You know what remake I am a fan of? This fucking Annie remake. To be honest, the consternation on display in some of the comment threads about the movie really invigorated me. And it made me think about a lot! First, Jay-Z knows his shit. This movie is going to have great music, courtesy (okay, probably not courtesy) the man himself. He grew up in the projects, and will undoubtedly bring some great texture and subtext to the film along with the score.
Second, Quvenzhané Wallis is basically an angel and at least twice as cute as Aileen Quinn.
Third, Benjamin Stacks. This is the best. I can hear the whining already about how Daddy Warbucks got ghetto-fied, which is at once delicious and gives me the opportunity to point out that Daddy Warbucks is named for his war profiteering during WWI, so who’s really contributing to moral decay, here? I’m also pumped to see Jamie Foxx being a kind-hearted politician.

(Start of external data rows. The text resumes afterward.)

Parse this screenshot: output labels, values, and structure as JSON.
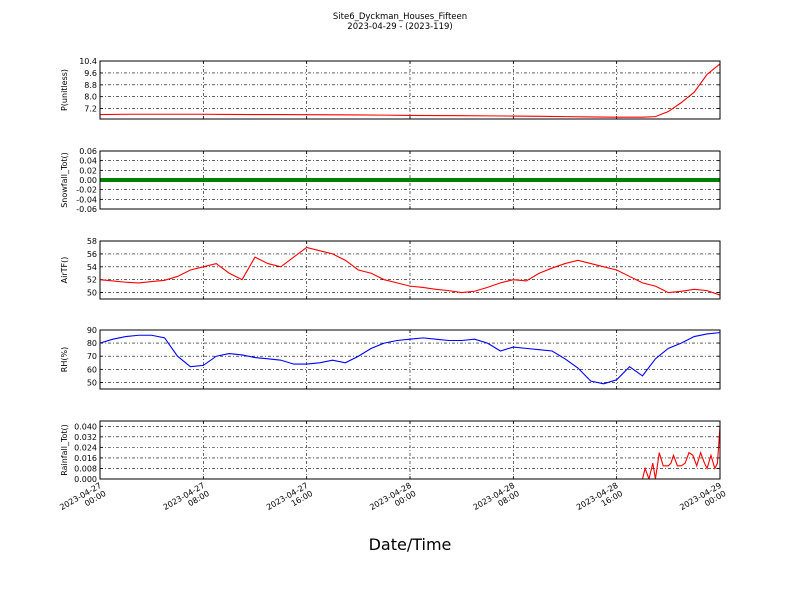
{
  "chart_data": {
    "type": "line",
    "title": "Site6_Dyckman_Houses_Fifteen",
    "subtitle": "2023-04-29 - (2023-119)",
    "xlabel": "Date/Time",
    "x_ticks": [
      "2023-04-27\n00:00",
      "2023-04-27\n08:00",
      "2023-04-27\n16:00",
      "2023-04-28\n00:00",
      "2023-04-28\n08:00",
      "2023-04-28\n16:00",
      "2023-04-29\n00:00"
    ],
    "xlim_hours": [
      0,
      48
    ],
    "grid": true,
    "panels": [
      {
        "ylabel": "P(unitless)",
        "ylim": [
          6.5,
          10.4
        ],
        "yticks": [
          "10.4",
          "9.6",
          "8.8",
          "8.0",
          "7.2"
        ],
        "ytick_values": [
          10.4,
          9.6,
          8.8,
          8.0,
          7.2
        ],
        "color": "#ff0000",
        "series": {
          "x": [
            0,
            2,
            4,
            6,
            8,
            10,
            12,
            14,
            16,
            18,
            20,
            22,
            24,
            26,
            28,
            30,
            32,
            34,
            36,
            38,
            40,
            42,
            43,
            44,
            45,
            46,
            47,
            48
          ],
          "y": [
            6.8,
            6.82,
            6.82,
            6.82,
            6.82,
            6.81,
            6.8,
            6.8,
            6.79,
            6.78,
            6.77,
            6.76,
            6.74,
            6.73,
            6.72,
            6.71,
            6.7,
            6.68,
            6.66,
            6.64,
            6.62,
            6.62,
            6.66,
            7.0,
            7.6,
            8.3,
            9.5,
            10.2
          ]
        }
      },
      {
        "ylabel": "Snowfall_Tot()",
        "ylim": [
          -0.06,
          0.06
        ],
        "yticks": [
          "0.06",
          "0.04",
          "0.02",
          "0.00",
          "-0.02",
          "-0.04",
          "-0.06"
        ],
        "ytick_values": [
          0.06,
          0.04,
          0.02,
          0.0,
          -0.02,
          -0.04,
          -0.06
        ],
        "color": "#008000",
        "series": {
          "x": [
            0,
            48
          ],
          "y": [
            0.0,
            0.0
          ]
        }
      },
      {
        "ylabel": "AirTF()",
        "ylim": [
          49,
          58
        ],
        "yticks": [
          "58",
          "56",
          "54",
          "52",
          "50"
        ],
        "ytick_values": [
          58,
          56,
          54,
          52,
          50
        ],
        "color": "#ff0000",
        "series": {
          "x": [
            0,
            1,
            2,
            3,
            4,
            5,
            6,
            7,
            8,
            9,
            10,
            11,
            12,
            13,
            14,
            15,
            16,
            17,
            18,
            19,
            20,
            21,
            22,
            23,
            24,
            25,
            26,
            27,
            28,
            29,
            30,
            31,
            32,
            33,
            34,
            35,
            36,
            37,
            38,
            39,
            40,
            41,
            42,
            43,
            44,
            45,
            46,
            47,
            48
          ],
          "y": [
            52,
            51.8,
            51.6,
            51.5,
            51.7,
            51.9,
            52.5,
            53.5,
            54.0,
            54.5,
            53.0,
            52.0,
            55.5,
            54.5,
            54.0,
            55.5,
            57.0,
            56.5,
            56.0,
            55.0,
            53.5,
            53.0,
            52.0,
            51.5,
            51.0,
            50.8,
            50.5,
            50.3,
            50.0,
            50.2,
            50.8,
            51.5,
            52.0,
            51.8,
            53.0,
            53.8,
            54.5,
            55.0,
            54.5,
            54.0,
            53.5,
            52.5,
            51.5,
            51.0,
            50.0,
            50.2,
            50.5,
            50.3,
            49.6
          ]
        }
      },
      {
        "ylabel": "RH(%)",
        "ylim": [
          45,
          90
        ],
        "yticks": [
          "90",
          "80",
          "70",
          "60",
          "50"
        ],
        "ytick_values": [
          90,
          80,
          70,
          60,
          50
        ],
        "color": "#0000ff",
        "series": {
          "x": [
            0,
            1,
            2,
            3,
            4,
            5,
            6,
            7,
            8,
            9,
            10,
            11,
            12,
            13,
            14,
            15,
            16,
            17,
            18,
            19,
            20,
            21,
            22,
            23,
            24,
            25,
            26,
            27,
            28,
            29,
            30,
            31,
            32,
            33,
            34,
            35,
            36,
            37,
            38,
            39,
            40,
            41,
            42,
            43,
            44,
            45,
            46,
            47,
            48
          ],
          "y": [
            80,
            83,
            85,
            86,
            86,
            84,
            70,
            62,
            63,
            70,
            72,
            71,
            69,
            68,
            67,
            64,
            64,
            65,
            67,
            65,
            70,
            76,
            80,
            82,
            83,
            84,
            83,
            82,
            82,
            83,
            80,
            74,
            77,
            76,
            75,
            74,
            68,
            61,
            51,
            49,
            52,
            62,
            55,
            68,
            76,
            80,
            85,
            87,
            88
          ]
        }
      },
      {
        "ylabel": "Rainfall_Tot()",
        "ylim": [
          0.0,
          0.044
        ],
        "yticks": [
          "0.040",
          "0.032",
          "0.024",
          "0.016",
          "0.008",
          "0.000"
        ],
        "ytick_values": [
          0.04,
          0.032,
          0.024,
          0.016,
          0.008,
          0.0
        ],
        "color": "#ff0000",
        "series": {
          "x": [
            0,
            42,
            42.2,
            42.5,
            42.8,
            43.0,
            43.3,
            43.6,
            44.0,
            44.2,
            44.4,
            44.7,
            45.0,
            45.3,
            45.6,
            45.9,
            46.2,
            46.5,
            46.8,
            47.0,
            47.3,
            47.6,
            47.8,
            48.0
          ],
          "y": [
            0.0,
            0.0,
            0.008,
            0.0,
            0.012,
            0.0,
            0.02,
            0.01,
            0.01,
            0.012,
            0.018,
            0.01,
            0.01,
            0.012,
            0.02,
            0.018,
            0.01,
            0.02,
            0.012,
            0.008,
            0.018,
            0.008,
            0.012,
            0.04
          ]
        }
      }
    ]
  }
}
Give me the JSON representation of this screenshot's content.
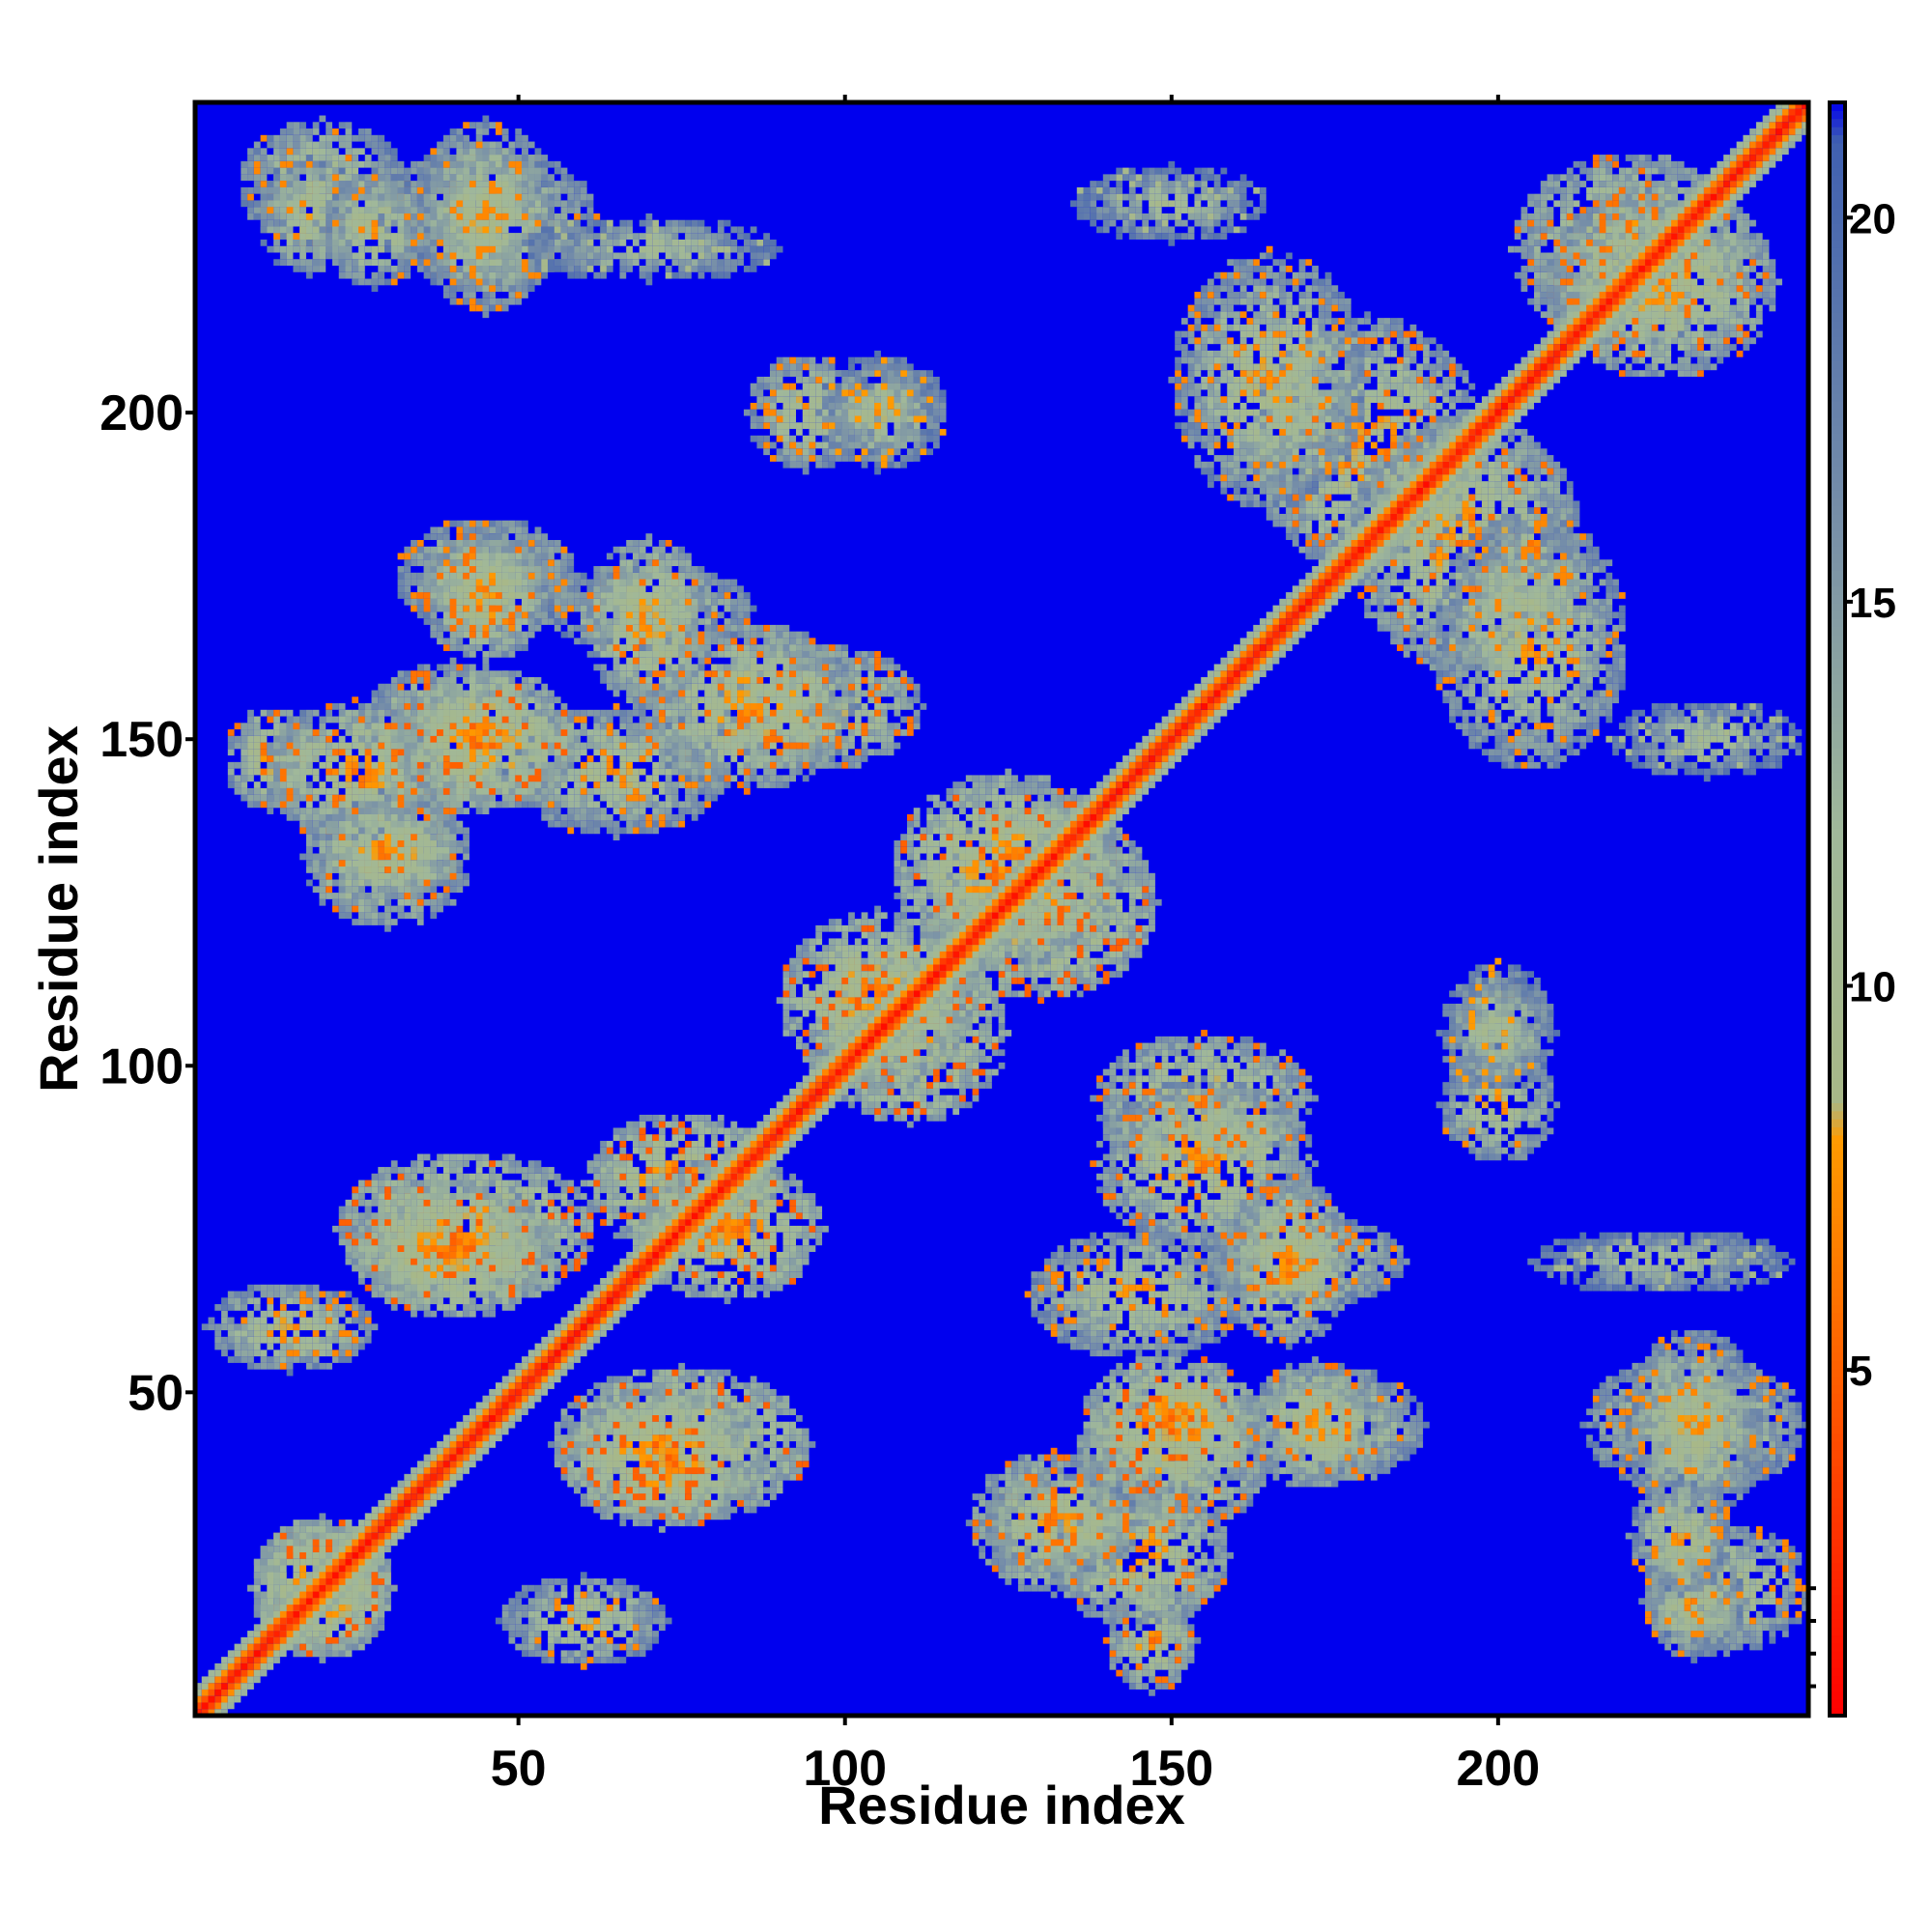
{
  "chart_data": {
    "type": "heatmap",
    "title": "",
    "xlabel": "Residue index",
    "ylabel": "Residue index",
    "xlim": [
      1,
      247
    ],
    "ylim": [
      1,
      247
    ],
    "xticks": [
      50,
      100,
      150,
      200
    ],
    "yticks": [
      50,
      100,
      150,
      200
    ],
    "grid": false,
    "legend": "colorbar-right",
    "colorbar": {
      "range": [
        0.5,
        21.5
      ],
      "ticks": [
        5,
        10,
        15,
        20
      ],
      "stops": [
        {
          "value": 0.5,
          "color": "#ff0000"
        },
        {
          "value": 5.0,
          "color": "#ff6000"
        },
        {
          "value": 8.0,
          "color": "#ff9a00"
        },
        {
          "value": 8.5,
          "color": "#a8b888"
        },
        {
          "value": 12.0,
          "color": "#a0b89a"
        },
        {
          "value": 16.0,
          "color": "#7890a8"
        },
        {
          "value": 21.0,
          "color": "#4060b0"
        },
        {
          "value": 21.5,
          "color": "#0000ee"
        }
      ]
    },
    "background_value": 21.5,
    "diagonal": {
      "from": 1,
      "to": 247,
      "value": 1
    },
    "contact_regions": [
      {
        "cx": 20,
        "cy": 20,
        "w": 22,
        "h": 22,
        "value": 6
      },
      {
        "cx": 60,
        "cy": 15,
        "w": 26,
        "h": 14,
        "value": 8
      },
      {
        "cx": 147,
        "cy": 12,
        "w": 14,
        "h": 16,
        "value": 7
      },
      {
        "cx": 132,
        "cy": 30,
        "w": 26,
        "h": 22,
        "value": 7
      },
      {
        "cx": 150,
        "cy": 40,
        "w": 30,
        "h": 24,
        "value": 7
      },
      {
        "cx": 175,
        "cy": 45,
        "w": 28,
        "h": 18,
        "value": 8
      },
      {
        "cx": 75,
        "cy": 42,
        "w": 40,
        "h": 24,
        "value": 6
      },
      {
        "cx": 40,
        "cy": 72,
        "w": 32,
        "h": 22,
        "value": 6
      },
      {
        "cx": 75,
        "cy": 82,
        "w": 30,
        "h": 22,
        "value": 6
      },
      {
        "cx": 155,
        "cy": 95,
        "w": 34,
        "h": 20,
        "value": 7
      },
      {
        "cx": 145,
        "cy": 65,
        "w": 34,
        "h": 20,
        "value": 8
      },
      {
        "cx": 170,
        "cy": 70,
        "w": 32,
        "h": 14,
        "value": 8
      },
      {
        "cx": 230,
        "cy": 45,
        "w": 34,
        "h": 22,
        "value": 8
      },
      {
        "cx": 235,
        "cy": 20,
        "w": 26,
        "h": 20,
        "value": 8
      },
      {
        "cx": 110,
        "cy": 105,
        "w": 30,
        "h": 28,
        "value": 6
      },
      {
        "cx": 130,
        "cy": 125,
        "w": 36,
        "h": 30,
        "value": 6
      },
      {
        "cx": 25,
        "cy": 145,
        "w": 28,
        "h": 22,
        "value": 7
      },
      {
        "cx": 45,
        "cy": 150,
        "w": 28,
        "h": 22,
        "value": 6
      },
      {
        "cx": 30,
        "cy": 133,
        "w": 24,
        "h": 16,
        "value": 7
      },
      {
        "cx": 85,
        "cy": 155,
        "w": 34,
        "h": 26,
        "value": 7
      },
      {
        "cx": 70,
        "cy": 168,
        "w": 20,
        "h": 26,
        "value": 7
      },
      {
        "cx": 45,
        "cy": 172,
        "w": 20,
        "h": 20,
        "value": 7
      },
      {
        "cx": 180,
        "cy": 195,
        "w": 36,
        "h": 40,
        "value": 7
      },
      {
        "cx": 205,
        "cy": 165,
        "w": 30,
        "h": 40,
        "value": 8
      },
      {
        "cx": 220,
        "cy": 225,
        "w": 36,
        "h": 30,
        "value": 7
      },
      {
        "cx": 45,
        "cy": 230,
        "w": 22,
        "h": 30,
        "value": 8
      },
      {
        "cx": 18,
        "cy": 230,
        "w": 16,
        "h": 18,
        "value": 8
      },
      {
        "cx": 28,
        "cy": 228,
        "w": 16,
        "h": 18,
        "value": 8
      },
      {
        "cx": 94,
        "cy": 200,
        "w": 18,
        "h": 18,
        "value": 8
      },
      {
        "cx": 108,
        "cy": 200,
        "w": 16,
        "h": 16,
        "value": 9
      },
      {
        "cx": 200,
        "cy": 105,
        "w": 18,
        "h": 18,
        "value": 9
      },
      {
        "cx": 232,
        "cy": 150,
        "w": 30,
        "h": 12,
        "value": 10
      },
      {
        "cx": 225,
        "cy": 70,
        "w": 40,
        "h": 10,
        "value": 10
      }
    ]
  }
}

Fourth, this remake does have a good reason. It’s a story about poverty and lost children and the spirit of humanity! These are timeless themes, but also issues that persist to this day. It’s important to keep this stuff in view. Foster care, group homes, orphanages and the like are still around, and many of these systems are dysfunctional as all hell. Annie is a movie all about this stuff! That’s a really good thing. I mean, the last movie I saw about orphans was Orphan, and that sure didn’t make me want to adopt an orphan. The people producing this movie are definitely, definitely aware of the issues here, and they are going to take the opportunity to make something important. Annie as a character represents the children in these institutions; she can be black without changing the meaning of the story. She does not represent white orphans, and if she does, then fuck that and yay for black Annie!
Annie is slated for release next holiday season. I know, that’s a long time from now. But hey, cheer up, kid! Take it a day at a time, and it’ll be here before you know it.